UPDATE Earlier this month, Inside Towers reported that several airlines and aviation manufacturers sought to make the temporary restrictions AT&T and Verizon agreed to for 5G operations on C-band (3.7 GHz) near airports permanent. Now, the FAA seeks that outcome, too, plus restrictions for smaller telecoms as well.
Acting FAA Administrator Billy Nolen said in a letter to the FCC and NTIA he wants the restrictions mandated for 19 smaller telecoms and other spectrum holders. “Aviation safety would be compromised if the U.S. government does not codify certain additional operating limits in the 5G C-band environment,” wrote Nolen, according to Reuters. He raised the specter of flight disruptions if the FCC doesn’t mandate the mitigations. It’s unclear if the Commission has the authority to retroactively impose conditions on companies that purchased spectrum at auction.
The issue is fear about 5G operations on C-band possibly interfering with aviation radio altimeters. The devices give data on a plane’s height above the ground and are critical for bad-weather landings.

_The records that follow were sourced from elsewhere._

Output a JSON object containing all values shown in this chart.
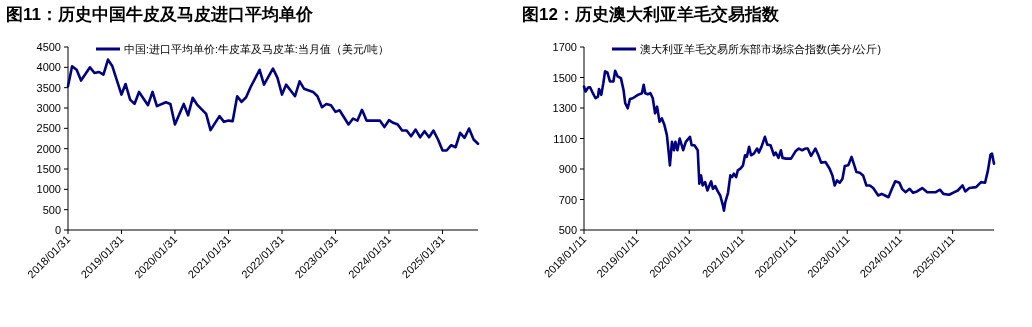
{
  "chart_data": [
    {
      "type": "line",
      "title": "图11：历史中国牛皮及马皮进口平均单价",
      "legend": "top",
      "grid": false,
      "marker": "none",
      "line_style": "solid",
      "xlim": [
        "2018-01-31",
        "2025-09-30"
      ],
      "ylim": [
        0,
        4500
      ],
      "xticks": [
        {
          "value": "2018-01-31",
          "label": "2018/01/31"
        },
        {
          "value": "2019-01-31",
          "label": "2019/01/31"
        },
        {
          "value": "2020-01-31",
          "label": "2020/01/31"
        },
        {
          "value": "2021-01-31",
          "label": "2021/01/31"
        },
        {
          "value": "2022-01-31",
          "label": "2022/01/31"
        },
        {
          "value": "2023-01-31",
          "label": "2023/01/31"
        },
        {
          "value": "2024-01-31",
          "label": "2024/01/31"
        },
        {
          "value": "2025-01-31",
          "label": "2025/01/31"
        }
      ],
      "yticks": [
        0,
        500,
        1000,
        1500,
        2000,
        2500,
        3000,
        3500,
        4000,
        4500
      ],
      "series": [
        {
          "name": "中国:进口平均单价:牛皮革及马皮革:当月值（美元/吨）",
          "color": "#000080",
          "x": [
            "2018-01-31",
            "2018-02-28",
            "2018-03-31",
            "2018-04-30",
            "2018-06-30",
            "2018-07-31",
            "2018-08-31",
            "2018-09-30",
            "2018-10-31",
            "2018-11-30",
            "2019-01-31",
            "2019-02-28",
            "2019-03-31",
            "2019-04-30",
            "2019-05-31",
            "2019-07-31",
            "2019-08-31",
            "2019-09-30",
            "2019-11-30",
            "2019-12-31",
            "2020-01-31",
            "2020-03-31",
            "2020-04-30",
            "2020-05-31",
            "2020-06-30",
            "2020-08-31",
            "2020-09-30",
            "2020-11-30",
            "2020-12-31",
            "2021-01-31",
            "2021-02-28",
            "2021-03-31",
            "2021-04-30",
            "2021-05-31",
            "2021-06-30",
            "2021-08-31",
            "2021-09-30",
            "2021-11-30",
            "2021-12-31",
            "2022-01-31",
            "2022-02-28",
            "2022-04-30",
            "2022-05-31",
            "2022-06-30",
            "2022-08-31",
            "2022-09-30",
            "2022-10-31",
            "2022-11-30",
            "2022-12-31",
            "2023-01-31",
            "2023-02-28",
            "2023-04-30",
            "2023-05-31",
            "2023-06-30",
            "2023-07-31",
            "2023-08-31",
            "2023-10-31",
            "2023-11-30",
            "2023-12-31",
            "2024-01-31",
            "2024-02-29",
            "2024-03-31",
            "2024-04-30",
            "2024-05-31",
            "2024-06-30",
            "2024-07-31",
            "2024-08-31",
            "2024-09-30",
            "2024-10-31",
            "2024-11-30",
            "2024-12-31",
            "2025-01-31",
            "2025-02-28",
            "2025-03-31",
            "2025-04-30",
            "2025-05-31",
            "2025-06-30",
            "2025-07-31",
            "2025-08-31",
            "2025-09-30"
          ],
          "values": [
            3535,
            4025,
            3940,
            3675,
            4000,
            3860,
            3885,
            3820,
            4190,
            4025,
            3330,
            3590,
            3205,
            3100,
            3395,
            3070,
            3395,
            3045,
            3140,
            3100,
            2595,
            3100,
            2820,
            3250,
            3085,
            2855,
            2455,
            2800,
            2660,
            2690,
            2675,
            3290,
            3150,
            3265,
            3510,
            3940,
            3575,
            3970,
            3740,
            3330,
            3575,
            3290,
            3655,
            3475,
            3395,
            3290,
            3020,
            3100,
            3070,
            2905,
            2945,
            2595,
            2740,
            2690,
            2955,
            2690,
            2690,
            2690,
            2530,
            2700,
            2635,
            2595,
            2445,
            2445,
            2305,
            2470,
            2280,
            2430,
            2280,
            2445,
            2225,
            1955,
            1955,
            2085,
            2035,
            2390,
            2265,
            2495,
            2225,
            2120
          ]
        }
      ]
    },
    {
      "type": "line",
      "title": "图12：历史澳大利亚羊毛交易指数",
      "legend": "top",
      "grid": false,
      "marker": "none",
      "line_style": "solid",
      "xlim": [
        "2018-01-11",
        "2025-10-25"
      ],
      "ylim": [
        500,
        1700
      ],
      "xticks": [
        {
          "value": "2018-01-11",
          "label": "2018/01/11"
        },
        {
          "value": "2019-01-11",
          "label": "2019/01/11"
        },
        {
          "value": "2020-01-11",
          "label": "2020/01/11"
        },
        {
          "value": "2021-01-11",
          "label": "2021/01/11"
        },
        {
          "value": "2022-01-11",
          "label": "2022/01/11"
        },
        {
          "value": "2023-01-11",
          "label": "2023/01/11"
        },
        {
          "value": "2024-01-11",
          "label": "2024/01/11"
        },
        {
          "value": "2025-01-11",
          "label": "2025/01/11"
        }
      ],
      "yticks": [
        500,
        700,
        900,
        1100,
        1300,
        1500,
        1700
      ],
      "series": [
        {
          "name": "澳大利亚羊毛交易所东部市场综合指数(美分/公斤)",
          "color": "#000080",
          "x": [
            "2018-01-11",
            "2018-01-22",
            "2018-02-08",
            "2018-02-22",
            "2018-03-08",
            "2018-04-01",
            "2018-04-18",
            "2018-04-25",
            "2018-05-11",
            "2018-05-25",
            "2018-06-06",
            "2018-06-22",
            "2018-07-10",
            "2018-08-03",
            "2018-08-15",
            "2018-09-01",
            "2018-09-24",
            "2018-10-12",
            "2018-10-24",
            "2018-11-10",
            "2018-11-26",
            "2018-12-15",
            "2019-01-20",
            "2019-02-17",
            "2019-03-01",
            "2019-03-12",
            "2019-03-29",
            "2019-04-17",
            "2019-05-03",
            "2019-05-19",
            "2019-06-02",
            "2019-06-19",
            "2019-07-05",
            "2019-07-23",
            "2019-08-09",
            "2019-08-21",
            "2019-08-30",
            "2019-09-13",
            "2019-09-27",
            "2019-10-07",
            "2019-10-21",
            "2019-11-06",
            "2019-11-30",
            "2019-12-18",
            "2020-01-16",
            "2020-01-28",
            "2020-02-16",
            "2020-03-10",
            "2020-03-21",
            "2020-04-02",
            "2020-04-13",
            "2020-04-30",
            "2020-05-16",
            "2020-05-30",
            "2020-06-11",
            "2020-06-23",
            "2020-07-09",
            "2020-07-27",
            "2020-08-13",
            "2020-09-01",
            "2020-09-08",
            "2020-09-17",
            "2020-10-06",
            "2020-10-22",
            "2020-11-03",
            "2020-11-15",
            "2020-12-01",
            "2020-12-13",
            "2020-12-31",
            "2021-01-18",
            "2021-02-01",
            "2021-02-13",
            "2021-03-01",
            "2021-03-15",
            "2021-04-03",
            "2021-04-26",
            "2021-05-08",
            "2021-05-26",
            "2021-06-19",
            "2021-07-05",
            "2021-07-28",
            "2021-08-21",
            "2021-09-02",
            "2021-09-21",
            "2021-10-08",
            "2021-10-19",
            "2021-11-12",
            "2021-12-17",
            "2022-01-17",
            "2022-02-09",
            "2022-03-04",
            "2022-03-26",
            "2022-04-12",
            "2022-05-05",
            "2022-06-04",
            "2022-06-25",
            "2022-07-14",
            "2022-08-13",
            "2022-09-11",
            "2022-09-30",
            "2022-10-16",
            "2022-11-01",
            "2022-11-20",
            "2022-12-09",
            "2022-12-25",
            "2023-01-18",
            "2023-02-10",
            "2023-03-01",
            "2023-03-16",
            "2023-04-08",
            "2023-05-01",
            "2023-05-24",
            "2023-06-17",
            "2023-07-10",
            "2023-08-14",
            "2023-09-07",
            "2023-09-30",
            "2023-10-24",
            "2023-11-17",
            "2023-12-10",
            "2024-01-08",
            "2024-01-26",
            "2024-02-19",
            "2024-03-19",
            "2024-04-12",
            "2024-05-09",
            "2024-06-14",
            "2024-07-19",
            "2024-09-16",
            "2024-10-16",
            "2024-11-08",
            "2024-12-18",
            "2025-01-23",
            "2025-02-16",
            "2025-03-21",
            "2025-04-09",
            "2025-05-07",
            "2025-06-23",
            "2025-07-27",
            "2025-08-24",
            "2025-09-13",
            "2025-10-01",
            "2025-10-11",
            "2025-10-25"
          ],
          "values": [
            1441,
            1408,
            1434,
            1436,
            1408,
            1364,
            1375,
            1425,
            1386,
            1463,
            1540,
            1533,
            1474,
            1474,
            1544,
            1507,
            1496,
            1419,
            1331,
            1298,
            1359,
            1364,
            1386,
            1397,
            1452,
            1397,
            1390,
            1397,
            1364,
            1265,
            1309,
            1210,
            1232,
            1188,
            1122,
            1012,
            924,
            1078,
            1023,
            1078,
            1023,
            1100,
            1023,
            1078,
            1111,
            1056,
            1056,
            1023,
            803,
            858,
            792,
            814,
            759,
            792,
            819,
            770,
            788,
            753,
            726,
            660,
            627,
            682,
            744,
            858,
            847,
            869,
            847,
            891,
            902,
            924,
            990,
            979,
            1045,
            990,
            1001,
            1034,
            1008,
            1045,
            1111,
            1060,
            1056,
            990,
            1008,
            973,
            1023,
            973,
            968,
            968,
            1016,
            1034,
            1023,
            1034,
            1034,
            986,
            1034,
            990,
            942,
            946,
            902,
            858,
            792,
            825,
            810,
            836,
            920,
            924,
            979,
            924,
            880,
            876,
            858,
            792,
            792,
            775,
            726,
            737,
            726,
            715,
            770,
            819,
            810,
            770,
            748,
            770,
            744,
            753,
            775,
            748,
            748,
            764,
            737,
            731,
            748,
            759,
            792,
            753,
            775,
            781,
            814,
            810,
            891,
            995,
            1001,
            935
          ]
        }
      ]
    }
  ]
}
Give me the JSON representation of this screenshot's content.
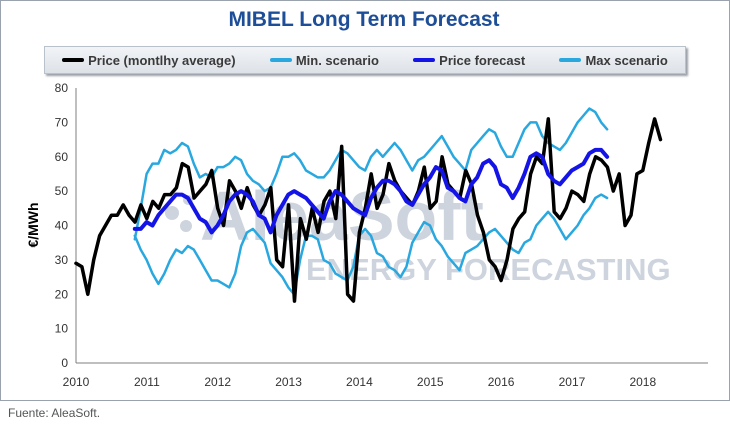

Though the FAA didn’t raise any concerns when the FCC began the proceeding under former Chairman Pai, it did at the last minute before the agency’s vote to open up part of the C-band for 5G, Inside Towers reported. AT&T and Verizon paid a combined $82 billion at auction for their C-band licenses. In June, they agreed to delay some C-band 5G operations around certain airports until July 2023. In a deal with the FCC and the FAA, the telecoms agreed to a phased-in rollout to give the airlines time to upgrade or replace radio altimeters that could be vulnerable to interference.
The airline industry is “aggressively retrofitting” planes that fly in the U.S. with RF filters on the altimeters, according to Nolen. But he added “data indicates that even retrofitted aircraft would be susceptible to interference if the [FCC] report and order is not modified, resulting in renewed concerns about unsafe interference.”
The FAA has cut the size of zones around airports where Verizon and AT&T cannot fully use their 5G tower sites, notes Reuters. Nolen said the voluntary mitigations by AT&T and Verizon “have resulted in the safe deployment of 50,000 wireless antennas” across the country.